Chapter 9 contains three exercises. Each exercise is designed to strengthen a student's understanding of multiple and submultiple angle identities, along with their applications in solving trigonometric expressions.
Practicing RD Sharma Chapter 9 Solutions helps students to:
Understand the core concepts behind multiple and submultiple angles.
Quickly simplify complex trigonometric expressions.
Boost accuracy and speed in board exams.
Build a strong foundation for higher-level topics like calculus and trigonometric equations.
Yes, the formulas and problem-solving methods from this chapter are directly useful for JEE Main, JEE Advanced, NDA, and other entrance exams. Mastery over angle transformation formulas helps students tackle complex trigonometry problems efficiently in competitive exams.

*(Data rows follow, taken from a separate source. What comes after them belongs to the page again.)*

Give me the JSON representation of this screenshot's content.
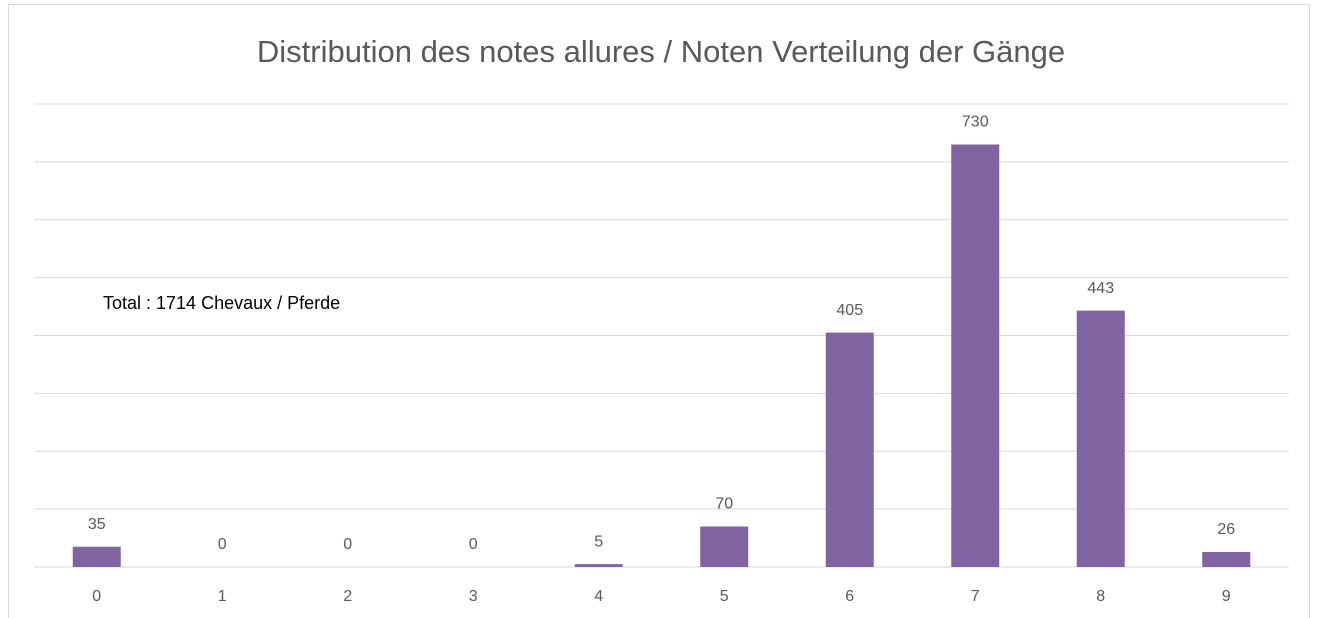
{
  "chart_data": {
    "type": "bar",
    "title": "Distribution des notes allures / Noten Verteilung der Gänge",
    "annotation": "Total : 1714 Chevaux / Pferde",
    "categories": [
      "0",
      "1",
      "2",
      "3",
      "4",
      "5",
      "6",
      "7",
      "8",
      "9"
    ],
    "values": [
      35,
      0,
      0,
      0,
      5,
      70,
      405,
      730,
      443,
      26
    ],
    "color": "#8064a2",
    "ylim": [
      0,
      800
    ],
    "yticks": [
      0,
      100,
      200,
      300,
      400,
      500,
      600,
      700,
      800
    ],
    "grid": true
  }
}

You can easily access step-by-step, easy-to-understand RD Sharma Chapter 9 Solutions on trusted educational platforms like Infinity Learn. These solutions follow the latest CBSE syllabus and are presented in student-friendly language, making them ideal for both quick revision and in-depth study.